Resident University of Pittsburgh Medical Center Pittsburgh, Pennsylvania, United States
Introduction: Patient-reported outcome measures (PROMs) play a crucial role in spine surgery research. However, maintaining a robust database presents logistical challenges, including the need for data vendors and research coordinators, often resulting in missed assessments. Artificial intelligence (AI) chatbots, like Microsoft Copilot, may offer a free solution by predicting patient outcomes based on clinical history. This study evaluates Microsoft Copilot’s ability to predict a patient’s preoperative quality of life using provider-documented patient history.

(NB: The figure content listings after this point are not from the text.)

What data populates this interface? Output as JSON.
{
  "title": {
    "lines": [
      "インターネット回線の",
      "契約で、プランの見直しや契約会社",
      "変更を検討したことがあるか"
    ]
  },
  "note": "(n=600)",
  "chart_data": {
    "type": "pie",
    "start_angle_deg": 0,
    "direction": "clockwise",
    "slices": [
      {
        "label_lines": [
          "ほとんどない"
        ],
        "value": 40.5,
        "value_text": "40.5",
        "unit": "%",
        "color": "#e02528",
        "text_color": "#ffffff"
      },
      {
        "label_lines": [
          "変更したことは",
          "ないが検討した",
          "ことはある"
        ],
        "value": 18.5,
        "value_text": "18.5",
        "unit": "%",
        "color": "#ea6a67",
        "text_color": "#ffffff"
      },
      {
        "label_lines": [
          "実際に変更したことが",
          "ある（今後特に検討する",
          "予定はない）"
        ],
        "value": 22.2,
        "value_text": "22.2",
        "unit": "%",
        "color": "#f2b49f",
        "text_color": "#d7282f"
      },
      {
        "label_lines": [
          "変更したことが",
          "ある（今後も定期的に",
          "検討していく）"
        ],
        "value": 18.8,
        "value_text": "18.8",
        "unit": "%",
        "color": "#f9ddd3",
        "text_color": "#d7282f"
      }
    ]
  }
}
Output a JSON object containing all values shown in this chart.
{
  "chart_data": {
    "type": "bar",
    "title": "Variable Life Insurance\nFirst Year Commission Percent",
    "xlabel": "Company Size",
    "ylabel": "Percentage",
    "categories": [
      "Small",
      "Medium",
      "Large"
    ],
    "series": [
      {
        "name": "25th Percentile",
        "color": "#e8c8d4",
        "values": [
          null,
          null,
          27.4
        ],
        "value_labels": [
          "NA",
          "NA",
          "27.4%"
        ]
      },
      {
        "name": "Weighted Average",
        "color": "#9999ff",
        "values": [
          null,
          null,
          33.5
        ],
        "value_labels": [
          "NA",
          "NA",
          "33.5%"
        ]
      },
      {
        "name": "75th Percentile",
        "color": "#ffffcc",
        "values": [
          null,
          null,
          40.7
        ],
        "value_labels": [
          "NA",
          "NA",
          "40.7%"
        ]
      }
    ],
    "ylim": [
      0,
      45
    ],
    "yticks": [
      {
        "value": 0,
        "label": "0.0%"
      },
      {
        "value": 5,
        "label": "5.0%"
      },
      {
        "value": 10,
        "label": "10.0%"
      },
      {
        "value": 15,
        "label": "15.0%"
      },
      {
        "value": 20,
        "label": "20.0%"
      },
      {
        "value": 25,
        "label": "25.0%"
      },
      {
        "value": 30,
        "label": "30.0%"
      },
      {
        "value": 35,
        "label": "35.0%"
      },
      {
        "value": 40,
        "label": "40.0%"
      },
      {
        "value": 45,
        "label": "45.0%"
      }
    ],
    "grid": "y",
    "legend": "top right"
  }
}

Methods: Copilot was given de-identified preoperative notes from patients with spinal deformity (n=29) who underwent surgical correction and was prompted to predict five SRS-22r subscores. Paired t-test analysis was utilized to then compare these AI-generated subscores against the patients’ actual SRS-22r sub-scores to assess for variance.
Results: Of the five subcategories, the analysis failed to detect a significant difference between the patient-reported pain score (2.39 +/- 0.63) and Copilot-generated pain score (2.21 +/- 0.56; p = 0.39). Paired t-test was also unable to detect a significant difference between the patient-reported management satisfaction score (2.9 +/- 1.0) and Copilot-generated management satisfaction score (2.90 +/- 0.67; p = 0.9845). The remaining SRS-22 subcategories (mental health, function, and self-image) showed a significant difference between patient-reported and Copilot-generated scores (p < 0.05) suggesting that Copilot is unable to predict these with equal variance.
Conclusion : No significant differences were found between patient-reported and Copilot-generated SRS-22r pain and management satisfaction subscores, indicating that chatbots may offer a viable and feasible retrospective method of PROM collection. This approach could be especially beneficial for low-resource institutions looking to develop a research enterprise.